Les rendements ordinaires en acériculture devraient à tout le moins permettre aux producteurs de se faire payer des barils de sirop invendus et gardés en inventaire depuis près d’une dizaine d’années. Photo : Martin Ménard/Archives TCN

Mauvaise saison des sucres : pas de panique, disent les PPAQ

Le téléphone sonne souvent chez les Producteurs et productrices acéricoles du Québec (PPAQ), car les acériculteurs sont inquiets de la mauvaise saison des sucres. Le directeur général de l’organisation, Simon Trépanier, estime que la récolte n’est pas énorme, mais dépasse les 100 millions de livres. « On n’a pas le chiffre exact, mais nous sommes loin de penser à une récolte catastrophique », relativise-t-il, en entrevue avec La Terre.

Il précise que la réserve stratégique de 105 millions de livres permettra de combler les manques de production et assurer un approvisionnement stable aux acheteurs de sirop, dont les ventes ne cessent d’augmenter.

Plus de sirop foncé

Les résultats préliminaires indiquent que les producteurs situés dans les secteurs plus chauds du Québec, comme la Montérégie, affichent des rendements inférieurs à leur moyenne, tandis que ceux des régions plus froides, comme l’est du Québec, obtiendront des résultats près de leur moyenne. « En 2018, les gens du Bas-Saint-Laurent–Gaspésie avaient rempli leur contingent à seulement 45 %. Plusieurs avaient été sauvés par l’assurance récolte. Tandis que l’ouest avait eu de bons rendements. On retrouve le phénomène inverse cette année », commente-t-il.

En matière de qualité, ce printemps chaud et hâtif risque de laisser sa trace avec du sirop plus foncé. « Les températures se sont maintenues au-dessus des moyennes. De plus, le taux de sucre était bas et quand tu pompes [pour concentrer l’eau davantage], ça crée plus de chaleur. L’eau pouvait atteindre
20 à 25 ºC.  Les microorganismes se développent davantage et ça crée plus de sucres invertis, ce qui fait un sirop plus foncé », explique le directeur général des PPAQ.
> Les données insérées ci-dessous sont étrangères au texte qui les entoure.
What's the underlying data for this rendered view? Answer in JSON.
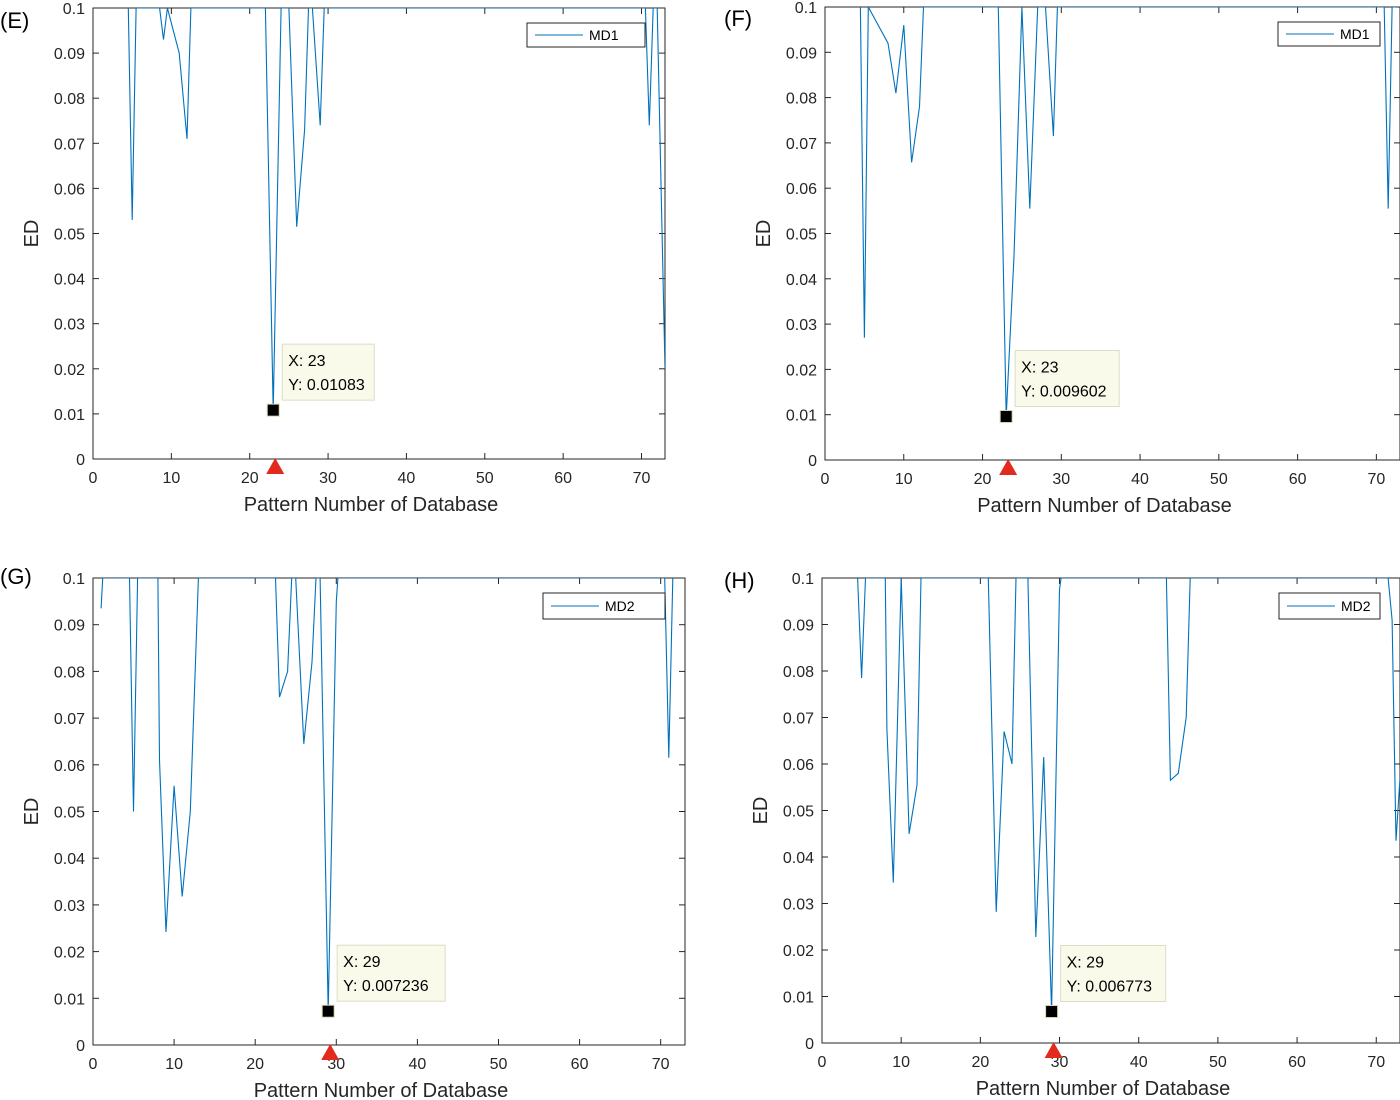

Cette production de sirop plus foncé et les saveurs de sève notées par plusieurs acériculteurs en raison des températures chaudes leur laissent croire qu’ils pourraient être pénalisés lors du classement. Simon Trépanier mentionne que le classement vient de débuter. Il faudra attendre avant d’en tirer des conclusions. Il souligne toutefois que les crochets, qui désignent un défaut de saveur léger, n’entraînent aucune pénalité monétaire.

Des émissions de contingent?

Les PPAQ attendront les résultats finaux de la saison 2021 avant de s’avancer sur une possible émission de contingents. Simon Trépanier fait remarquer qu’encore 160 000 entailles, qui ont été offertes aux producteurs depuis 2016, notamment à la relève, n’ont pas encore été mises en production.

Inventaires à payer des années passées

Une faible récolte cette saison aura l’avantage de permettre aux acériculteurs de se faire payer des livraisons de sirop invendu qui datent de près de 10 ans. « On est rendus à fermer les années 2012 en montant. Si on vend des inventaires des années passées, ça pourrait aller vite, car il nous reste 3 millions de livres de la saison 2012, 2 millions pour 2013, 4 millions pour 2014 et 5 millions pour 2015. Les gros volumes sont en 2016 avec 20 millions et 2017 aussi », énumère le directeur général des Producteurs et productrices acéricoles du Québec, Simon Trépanier.